As if to underscore the turmoil roiling the book industry, the American Booksellers Association's fifth annual Winter Institute in San Jose, Calif. (Feb. 3—5), was during the standoff between Amazon and Macmillan and days after Apple's unveiling of the iPad tablet. Reference to the former brought a standing ovation when ABA president Michael Tucker, co-owner of Books Inc., headquartered in San Francisco, said, “In light of current events, we give a special thanks to the Macmillan companies for the stand they have taken in the face of bullying tactics from one of our large competitors.”

Despite the institute's upbeat energy, the fragility of independent bookselling was evident. Some booksellers are supplementing store income with outside jobs. Others, like Eric Wilska, owner of the Bookloft in Great Barrington, Mass., have seen sales rise a little, but note that they're working harder for them. “It would be disingenuous for me not to acknowledge tough times,” said Oren Teicher, leading his first convention as ABA CEO. “We're going to work as hard as we can to ensure a bright future for bookselling.” Still, the fact that 500 booksellers attended was cause for optimism, as was the fact that 40 new stores opened in 2009. And more are on the way, including One More Page in Arlington, Va., to open in the spring.

But there could be more bookselling pain ahead. In predicting where digital content is heading, Andrew Weinstein, v-p and general manager of retail solutions at Ingram Digital, said, by 2012, “if you are listening, reading, or watching TV, you will more likely be doing it on the Internet than not.” He had no easy answer for Mitchell Kaplan, owner of Books & Books in Coral Gables, Fla., who asked, “If the purchase of e-books goes the way of e-music, where do we fit in?”

Nor did Google Books director Daniel Clancy, who advocated e-books stored in the cloud—that's Google's cloud, for which the company would take a percentage of every sale. “It absolutely should be that you can buy a digital book in the physical world. Conceptually how to do it is tricky,” Clancy acknowledged. Among his suggestions were bundling e-books with print ones or having booksellers send purchasers an e-mail with a link to the digital file. Of course, there are privacy issues, Clancy said. Google would need to hold on to information about who bought what to enable customers to have long-term access to their e-book files. Booksellers will also get less margin.
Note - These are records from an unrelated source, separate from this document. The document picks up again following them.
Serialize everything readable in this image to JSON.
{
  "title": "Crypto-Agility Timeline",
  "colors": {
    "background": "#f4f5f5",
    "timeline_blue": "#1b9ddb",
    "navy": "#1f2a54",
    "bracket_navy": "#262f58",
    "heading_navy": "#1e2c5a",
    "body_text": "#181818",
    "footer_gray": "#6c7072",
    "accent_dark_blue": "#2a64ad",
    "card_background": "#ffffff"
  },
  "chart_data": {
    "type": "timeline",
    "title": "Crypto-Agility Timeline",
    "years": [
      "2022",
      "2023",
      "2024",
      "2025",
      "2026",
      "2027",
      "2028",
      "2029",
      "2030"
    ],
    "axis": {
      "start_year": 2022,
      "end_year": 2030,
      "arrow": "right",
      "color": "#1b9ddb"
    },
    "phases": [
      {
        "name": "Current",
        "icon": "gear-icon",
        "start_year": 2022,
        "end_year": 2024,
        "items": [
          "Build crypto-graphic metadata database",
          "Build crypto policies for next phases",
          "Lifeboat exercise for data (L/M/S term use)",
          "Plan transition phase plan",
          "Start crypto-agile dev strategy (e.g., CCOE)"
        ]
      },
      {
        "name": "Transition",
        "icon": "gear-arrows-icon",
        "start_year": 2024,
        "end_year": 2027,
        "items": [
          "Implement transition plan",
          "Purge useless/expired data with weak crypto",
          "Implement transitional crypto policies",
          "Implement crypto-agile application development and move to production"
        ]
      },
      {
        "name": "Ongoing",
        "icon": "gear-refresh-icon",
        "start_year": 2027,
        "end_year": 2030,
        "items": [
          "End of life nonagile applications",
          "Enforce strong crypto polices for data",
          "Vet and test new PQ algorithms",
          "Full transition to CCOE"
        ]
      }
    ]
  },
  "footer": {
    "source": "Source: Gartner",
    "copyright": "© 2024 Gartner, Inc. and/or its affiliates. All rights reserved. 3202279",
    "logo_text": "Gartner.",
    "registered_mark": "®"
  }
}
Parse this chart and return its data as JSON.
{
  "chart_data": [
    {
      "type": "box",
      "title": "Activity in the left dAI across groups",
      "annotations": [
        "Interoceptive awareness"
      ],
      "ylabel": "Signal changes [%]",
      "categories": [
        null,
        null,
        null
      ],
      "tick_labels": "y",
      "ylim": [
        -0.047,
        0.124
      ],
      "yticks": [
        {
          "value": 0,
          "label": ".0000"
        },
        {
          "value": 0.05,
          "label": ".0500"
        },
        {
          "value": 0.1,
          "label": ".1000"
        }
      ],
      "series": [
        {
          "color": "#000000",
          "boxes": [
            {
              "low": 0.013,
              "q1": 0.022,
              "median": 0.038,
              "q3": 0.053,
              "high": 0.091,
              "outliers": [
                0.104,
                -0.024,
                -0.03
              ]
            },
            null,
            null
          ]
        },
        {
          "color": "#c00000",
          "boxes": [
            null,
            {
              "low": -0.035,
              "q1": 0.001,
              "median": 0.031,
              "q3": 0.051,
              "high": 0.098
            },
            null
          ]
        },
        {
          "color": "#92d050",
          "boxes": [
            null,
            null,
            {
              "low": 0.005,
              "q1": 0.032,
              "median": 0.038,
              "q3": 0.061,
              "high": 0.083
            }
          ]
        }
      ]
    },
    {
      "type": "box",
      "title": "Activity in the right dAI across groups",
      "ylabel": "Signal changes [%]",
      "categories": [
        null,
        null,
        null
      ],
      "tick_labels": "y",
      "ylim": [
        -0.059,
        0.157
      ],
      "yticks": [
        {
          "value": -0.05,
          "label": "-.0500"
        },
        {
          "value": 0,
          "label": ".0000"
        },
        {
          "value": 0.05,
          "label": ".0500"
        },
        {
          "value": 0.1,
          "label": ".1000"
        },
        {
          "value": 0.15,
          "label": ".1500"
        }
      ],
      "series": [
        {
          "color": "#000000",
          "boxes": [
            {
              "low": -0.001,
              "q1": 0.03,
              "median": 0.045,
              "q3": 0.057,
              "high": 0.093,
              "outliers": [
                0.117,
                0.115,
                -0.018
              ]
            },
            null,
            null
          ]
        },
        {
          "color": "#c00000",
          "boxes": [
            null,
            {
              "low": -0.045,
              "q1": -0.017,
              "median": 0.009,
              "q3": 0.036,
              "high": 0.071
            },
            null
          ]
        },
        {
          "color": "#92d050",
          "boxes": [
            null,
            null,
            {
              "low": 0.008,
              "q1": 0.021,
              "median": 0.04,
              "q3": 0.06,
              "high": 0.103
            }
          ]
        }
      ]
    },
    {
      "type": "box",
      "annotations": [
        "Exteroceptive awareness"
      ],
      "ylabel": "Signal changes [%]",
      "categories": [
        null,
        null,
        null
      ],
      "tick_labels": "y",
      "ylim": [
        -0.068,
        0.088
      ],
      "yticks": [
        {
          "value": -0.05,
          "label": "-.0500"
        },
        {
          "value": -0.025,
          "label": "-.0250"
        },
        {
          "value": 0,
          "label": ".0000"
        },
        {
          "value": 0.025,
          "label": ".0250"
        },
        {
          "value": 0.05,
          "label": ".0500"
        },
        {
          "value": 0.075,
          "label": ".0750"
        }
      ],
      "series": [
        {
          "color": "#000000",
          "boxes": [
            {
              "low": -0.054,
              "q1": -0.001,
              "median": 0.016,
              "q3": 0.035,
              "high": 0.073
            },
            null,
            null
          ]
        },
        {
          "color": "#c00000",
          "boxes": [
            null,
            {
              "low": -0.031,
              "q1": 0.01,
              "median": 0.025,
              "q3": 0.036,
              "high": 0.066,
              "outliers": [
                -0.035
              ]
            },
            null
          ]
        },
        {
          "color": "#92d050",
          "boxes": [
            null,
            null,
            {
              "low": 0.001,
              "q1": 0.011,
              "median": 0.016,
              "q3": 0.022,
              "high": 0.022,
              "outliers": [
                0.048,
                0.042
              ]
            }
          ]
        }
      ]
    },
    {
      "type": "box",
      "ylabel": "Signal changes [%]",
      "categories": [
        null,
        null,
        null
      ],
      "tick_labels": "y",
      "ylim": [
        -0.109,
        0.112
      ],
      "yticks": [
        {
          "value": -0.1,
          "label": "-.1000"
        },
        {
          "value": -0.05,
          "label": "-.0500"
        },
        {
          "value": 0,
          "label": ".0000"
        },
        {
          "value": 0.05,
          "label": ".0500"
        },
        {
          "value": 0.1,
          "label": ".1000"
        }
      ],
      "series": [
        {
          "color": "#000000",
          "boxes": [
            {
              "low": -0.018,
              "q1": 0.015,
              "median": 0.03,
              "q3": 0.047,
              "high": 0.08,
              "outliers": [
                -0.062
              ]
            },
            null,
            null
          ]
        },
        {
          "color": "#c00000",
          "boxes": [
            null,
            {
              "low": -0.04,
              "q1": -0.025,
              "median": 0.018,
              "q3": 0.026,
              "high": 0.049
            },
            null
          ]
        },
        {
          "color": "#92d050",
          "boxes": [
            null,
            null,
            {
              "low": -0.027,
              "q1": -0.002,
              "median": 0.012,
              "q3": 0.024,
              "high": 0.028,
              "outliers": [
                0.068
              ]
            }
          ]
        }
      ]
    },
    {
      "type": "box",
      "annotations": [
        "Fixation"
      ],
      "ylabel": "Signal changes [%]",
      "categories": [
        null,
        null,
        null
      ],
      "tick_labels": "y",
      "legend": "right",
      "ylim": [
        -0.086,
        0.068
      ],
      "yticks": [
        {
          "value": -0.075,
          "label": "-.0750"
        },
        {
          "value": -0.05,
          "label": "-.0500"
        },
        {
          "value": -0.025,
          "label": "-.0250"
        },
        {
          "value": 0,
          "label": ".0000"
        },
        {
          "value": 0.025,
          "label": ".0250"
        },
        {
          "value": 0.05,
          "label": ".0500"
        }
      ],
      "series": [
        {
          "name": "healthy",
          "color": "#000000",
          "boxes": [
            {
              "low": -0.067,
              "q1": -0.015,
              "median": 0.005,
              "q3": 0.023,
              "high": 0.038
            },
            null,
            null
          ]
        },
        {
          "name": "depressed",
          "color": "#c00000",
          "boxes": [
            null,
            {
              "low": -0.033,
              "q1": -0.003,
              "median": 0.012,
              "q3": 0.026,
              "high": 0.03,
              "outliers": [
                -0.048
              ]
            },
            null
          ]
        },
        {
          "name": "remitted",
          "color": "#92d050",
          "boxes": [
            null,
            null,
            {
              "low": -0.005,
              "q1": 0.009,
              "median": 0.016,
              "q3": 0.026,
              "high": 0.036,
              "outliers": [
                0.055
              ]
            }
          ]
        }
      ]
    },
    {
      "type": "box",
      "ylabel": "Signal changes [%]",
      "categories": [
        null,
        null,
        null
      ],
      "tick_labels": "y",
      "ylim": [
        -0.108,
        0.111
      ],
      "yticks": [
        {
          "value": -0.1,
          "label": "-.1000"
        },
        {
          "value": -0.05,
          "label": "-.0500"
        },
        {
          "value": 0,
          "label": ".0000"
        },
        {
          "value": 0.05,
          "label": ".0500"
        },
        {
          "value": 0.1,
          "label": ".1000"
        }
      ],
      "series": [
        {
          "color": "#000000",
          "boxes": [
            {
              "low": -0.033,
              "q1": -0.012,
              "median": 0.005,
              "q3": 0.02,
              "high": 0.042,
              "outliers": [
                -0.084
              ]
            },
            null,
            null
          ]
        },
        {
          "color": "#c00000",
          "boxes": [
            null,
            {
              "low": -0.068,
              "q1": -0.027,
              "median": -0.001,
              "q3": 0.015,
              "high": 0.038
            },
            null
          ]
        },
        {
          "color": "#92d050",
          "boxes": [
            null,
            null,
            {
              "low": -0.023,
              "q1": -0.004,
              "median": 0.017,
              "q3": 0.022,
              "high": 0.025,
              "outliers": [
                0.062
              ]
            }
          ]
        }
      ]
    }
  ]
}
According to ABA COO Len Vlahos, the organization is currently in talks with Google Editions, which will launch mid-year, and with bundling partners. “We at ABA happen to agree with Dan Clancy that e-reading devices are not going to be what people read on. In three years time, e-books will be 10% of the market, a conservative estimate. How will we make that up?” he asked in a workshop on E-books 101. However, not all bricks-and-mortar stores want to be in the e-book space. “To me, we sell books,” said Michael Boggs, co-owner of Carmichael's Bookstore in Louisville, Ky. “I can't see a business model with us selling e-books that includes joy.”

Although much of the conference was dedicated to digital technology, many attendees aren't convinced that e-retail is ready for them now. It's up to publishers to work out the details first, commented Roberta Rubin, owner of the Book Stall in Chestnut Court in Winnetka, Ill. Added Andrew Getman, a bookseller at Politics and Prose Bookstore and Coffeeshop in Washington, D.C., “All our customers want to know is what books are good.”

For Dale Szczeblowski, general manager of Porter Square Books in Cambridge, Mass., hands-on workshops like one on IndieBound Design was a favorite, while Sheryl Cotleur, head buyer at Book Passage in Corte Madera, Calif., said, “I enjoy Winter Institute as much for the conversations as the workshops.” Judging by the lines for the 42 writers at this year's author reception, Barry Udall's novel The Lonely Polygamist (Norton, May) and Karl Marlantes's novel Matterhorn (Atlantic Monthly, Apr.) were the most buzzed-about adult titles. Publishers seeded booksellers with galleys for both long before the show. Sally Brewster, co-owner of Park Road Books in Charlotte, N.C., said she got so engrossed reading Matterhorn on her way to Wi5 that a flight attendant had to remind her that her plane had landed.

Next year Winter Institute will head East to the Washington suburb of Crystal City, Va., January 20—22.